Otherwise, the executive group did well in its drill, in Guthrie’s assessment. “We had some of the discussions you’d expect to have about how fast we could open up shelter, how long does it take to evacuate the beaches, what is the absolute drop-dead time that we have to make decisions by.” He noted: “Do we always have room for improvement? I believe so.” Inter-agency communications can be improved, as can getting the message out, whatever the emergency. “But we are prepared for hurricane season, I’m confident of that, we are prepared.” Hurricane season begins June 1 and lasts until Nov. 1.
The training sessions are required by law to secure $170,000 in federal grant dollars which, matched with an equal amount from local tax dollars, help run the county’s emergency operations center. But training of the sort has generally been wanting in the county. Guthrie said this morning’s drill-type training had not been done in “a very long time.” Monday’s gathering was replicated a year ago, and was better attended in 2014, causing Guthrie again to implore officials to participate more regularly. Only Bunnell’s mayor, Catherine Robinson, represented her city. Palm Coast, Flagler Beach and the county were well represented, and two constitutional officers—the tax collector and the property appraiser—showed up, but the sheriff did not (though he was at this morning’s session).
Monday’s session was an overview of the so-called incident command system, a federally designed template for the management of emergencies large and small that was developed in the wake of the September 2001 terrorist attacks. Incident command structures are instituted routinely even at minor vehicle crashes, though at that level they may involve a mere fire lieutenant in command and perhaps one or two other entities.
A more serious emergency could involve a half dozen agencies and jurisdictions, again with an incident commander in charge. Large-scale emergencies replicate the system on a bigger scale, with the executive policy group eventually playing a role.

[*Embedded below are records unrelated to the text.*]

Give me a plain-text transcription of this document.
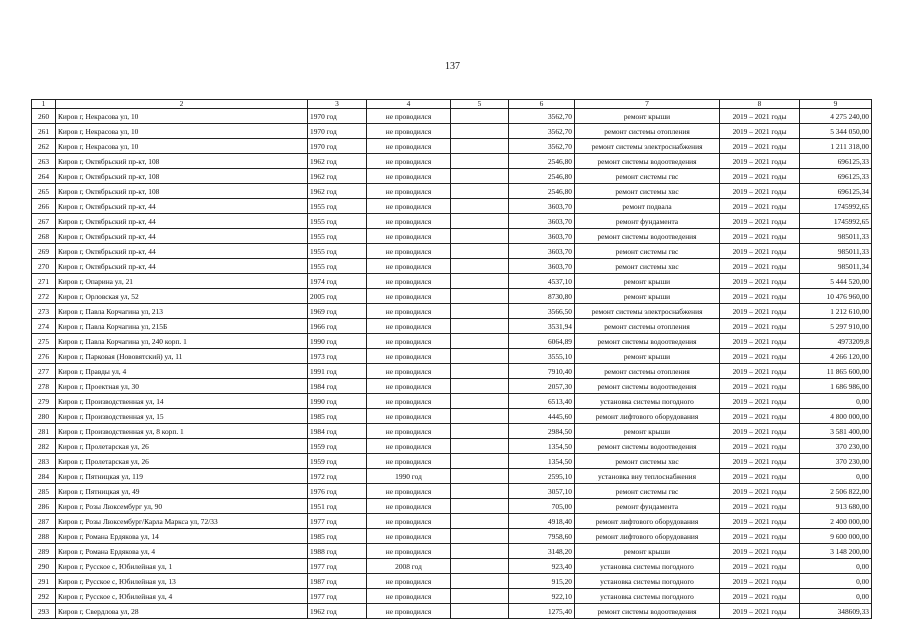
137
1	2	3	4	5	6	7	8	9
260	Киров г, Некрасова ул, 10	1970 год	не проводился		3562,70	ремонт крыши	2019 – 2021 годы	4 275 240,00
261	Киров г, Некрасова ул, 10	1970 год	не проводился		3562,70	ремонт системы отопления	2019 – 2021 годы	5 344 050,00
262	Киров г, Некрасова ул, 10	1970 год	не проводился		3562,70	ремонт системы электроснабжения	2019 – 2021 годы	1 211 318,00
263	Киров г, Октябрьский пр-кт, 108	1962 год	не проводился		2546,80	ремонт системы водоотведения	2019 – 2021 годы	696125,33
264	Киров г, Октябрьский пр-кт, 108	1962 год	не проводился		2546,80	ремонт системы гвс	2019 – 2021 годы	696125,33
265	Киров г, Октябрьский пр-кт, 108	1962 год	не проводился		2546,80	ремонт системы хвс	2019 – 2021 годы	696125,34
266	Киров г, Октябрьский пр-кт, 44	1955 год	не проводился		3603,70	ремонт подвала	2019 – 2021 годы	1745992,65
267	Киров г, Октябрьский пр-кт, 44	1955 год	не проводился		3603,70	ремонт фундамента	2019 – 2021 годы	1745992,65
268	Киров г, Октябрьский пр-кт, 44	1955 год	не проводился		3603,70	ремонт системы водоотведения	2019 – 2021 годы	985011,33
269	Киров г, Октябрьский пр-кт, 44	1955 год	не проводился		3603,70	ремонт системы гвс	2019 – 2021 годы	985011,33
270	Киров г, Октябрьский пр-кт, 44	1955 год	не проводился		3603,70	ремонт системы хвс	2019 – 2021 годы	985011,34
271	Киров г, Опарина ул, 21	1974 год	не проводился		4537,10	ремонт крыши	2019 – 2021 годы	5 444 520,00
272	Киров г, Орловская ул, 52	2005 год	не проводился		8730,80	ремонт крыши	2019 – 2021 годы	10 476 960,00
273	Киров г, Павла Корчагина ул, 213	1969 год	не проводился		3566,50	ремонт системы электроснабжения	2019 – 2021 годы	1 212 610,00
274	Киров г, Павла Корчагина ул, 215Б	1966 год	не проводился		3531,94	ремонт системы отопления	2019 – 2021 годы	5 297 910,00
275	Киров г, Павла Корчагина ул, 240 корп. 1	1990 год	не проводился		6064,89	ремонт системы водоотведения	2019 – 2021 годы	4973209,8
276	Киров г, Парковая (Нововятский) ул, 11	1973 год	не проводился		3555,10	ремонт крыши	2019 – 2021 годы	4 266 120,00
277	Киров г, Правды ул, 4	1991 год	не проводился		7910,40	ремонт системы отопления	2019 – 2021 годы	11 865 600,00
278	Киров г, Проектная ул, 30	1984 год	не проводился		2057,30	ремонт системы водоотведения	2019 – 2021 годы	1 686 986,00
279	Киров г, Производственная ул, 14	1990 год	не проводился		6513,40	установка системы погодного	2019 – 2021 годы	0,00
280	Киров г, Производственная ул, 15	1985 год	не проводился		4445,60	ремонт лифтового оборудования	2019 – 2021 годы	4 800 000,00
281	Киров г, Производственная ул, 8 корп. 1	1984 год	не проводился		2984,50	ремонт крыши	2019 – 2021 годы	3 581 400,00
282	Киров г, Пролетарская ул, 26	1959 год	не проводился		1354,50	ремонт системы водоотведения	2019 – 2021 годы	370 230,00
283	Киров г, Пролетарская ул, 26	1959 год	не проводился		1354,50	ремонт системы хвс	2019 – 2021 годы	370 230,00
284	Киров г, Пятницкая ул, 119	1972 год	1990 год		2595,10	установка вну теплоснабжения	2019 – 2021 годы	0,00
285	Киров г, Пятницкая ул, 49	1976 год	не проводился		3057,10	ремонт системы гвс	2019 – 2021 годы	2 506 822,00
286	Киров г, Розы Люксембург ул, 90	1951 год	не проводился		705,00	ремонт фундамента	2019 – 2021 годы	913 680,00
287	Киров г, Розы Люксембург/Карла Маркса ул, 72/33	1977 год	не проводился		4918,40	ремонт лифтового оборудования	2019 – 2021 годы	2 400 000,00
288	Киров г, Романа Ердякова ул, 14	1985 год	не проводился		7958,60	ремонт лифтового оборудования	2019 – 2021 годы	9 600 000,00
289	Киров г, Романа Ердякова ул, 4	1988 год	не проводился		3148,20	ремонт крыши	2019 – 2021 годы	3 148 200,00
290	Киров г, Русское с, Юбилейная ул, 1	1977 год	2008 год		923,40	установка системы погодного	2019 – 2021 годы	0,00
291	Киров г, Русское с, Юбилейная ул, 13	1987 год	не проводился		915,20	установка системы погодного	2019 – 2021 годы	0,00
292	Киров г, Русское с, Юбилейная ул, 4	1977 год	не проводился		922,10	установка системы погодного	2019 – 2021 годы	0,00
293	Киров г, Свердлова ул, 28	1962 год	не проводился		1275,40	ремонт системы водоотведения	2019 – 2021 годы	348609,33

All along the goal is to ensure seamless management of whatever emergency is at hand. “The last thing we want to do is duplicate effort,” Guthrie said, though he repeatedly returned to a theme that needs work in the county: “institutionalizing” the notion of a unity of command. As a more concrete example than a theoretical emergency, he spoke of the annual 4th of July events in Flagler Beach: the same command structure is in place to manage a large-scale operation. “All of us come together to solve that problem. That’s what we need from you to address a disaster,” Guthrie said.
Red Rover says
When an Emergency arise…Me and mine will have already left Palm Toast. We made our own emergency plan years ago.
Surprised says
With the exception of Mr. Guthrie, there is no one more prepared in the field of Emergency Management than Fire Chief Mike Beadle. It is surprising and slightly concerning that Flagler does not include their Fire Chiefs in their “Executive Policy Group”.